The most aggressive and PG un-friendly criticisms of Neymar use words like 'fanny' and 'pussy' and other words referring to female genitalia, and perhaps that consciously (or sub-consciously) insinuates a level of 'unmanliness'. Maybe his behaviour and the way he exhibits it does not sit well with an accepted idea of masculinity. Or perhaps he exudes a type of Peter Pan persona on the pitch whereby he has never grown up and that just rubs folk up the wrong way. Such cod psychology is uneducated and doesn't get to the truth of anything, but it can't be denied that Neymar does attract extremely unusual levels of visceral reaction. It is one thing to not care much for a particular player, or even dislike them to a point, but the thing with Neymar is that people seem to care a little too much. To be repulsed is to be invested.
As both Lionel Messi and Cristiano Ronaldo approach the autumn of their respective careers, thoughts turn to who will succeed them as the best players on the planet. For years now, Neymar has been widely accepted as the most prominent and likely heir. He has everything - the outrageous talent, the profile, the brand and personal charisma. He also has the necessary ego to wear the crowd lightly. But he has not followed the script in terms of his club career. He was at Barcelona, one of football's greatest and most hallowed institutions, and yet chose to leave for a club younger than his own dad. In his three years at the Parc des Princes he has won numerous titles in every season. Should PSG win the Champions League this month, he will have won more honours in France than in Catalunya. But many consider them stolen from 'farmers'.

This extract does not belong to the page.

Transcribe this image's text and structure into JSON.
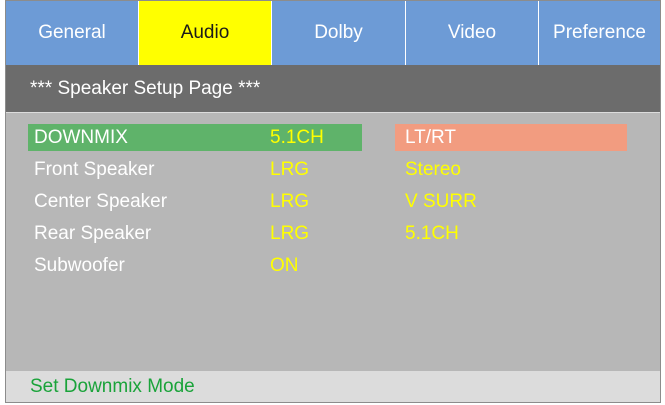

Perhaps that is at the crux of the vilification of Neymar. Perhaps that is why so many people care about him (in a negative way) more than they probably should. If the collective wanted his story to go another way - for him to fulfil their footballing ideal and allow them to take vicarious pleasure in that - he wasn't playing ball. He chose the riches of Paris Saint-Germain and seems happy enough in that choice - which of course only makes it worse. Had he fritted away his career in any dramatic fashion, he could well have been allocated cult status like Adriano; if he was seen to be utterly beguiled and beholden to hedonistic instincts like a Ronaldinho or Faustino Asprilla or George Best, he'd be lauded as a maverick good time Charlie. But none of his choices are perceived as instinctive - instead they are painted as cynical and joyless.
Whenever Neymar fails - or is perceived to have failed - it is greeted with an overwhelming sentiment of schadenfreude. We are all Nelson Muntz pointing and laughing. But why? Schadenfreude for what? For being a version of himself that doesn't calibrate to the version we all had in our heads? Or maybe he just looks like a prick when falling over and screaming for the ref's protection for a foul we wouldn't be remotely arsed about if it wasn't him and he wasn't acting like that. Neymar is his own sort of enigma, and probably doesn't give two hoots about the negative attention that comes his way. But it would be a bit of a pity if we allowed some vague sense of irritation and annoyance to rob us of truly enjoying what remains of a singular talent.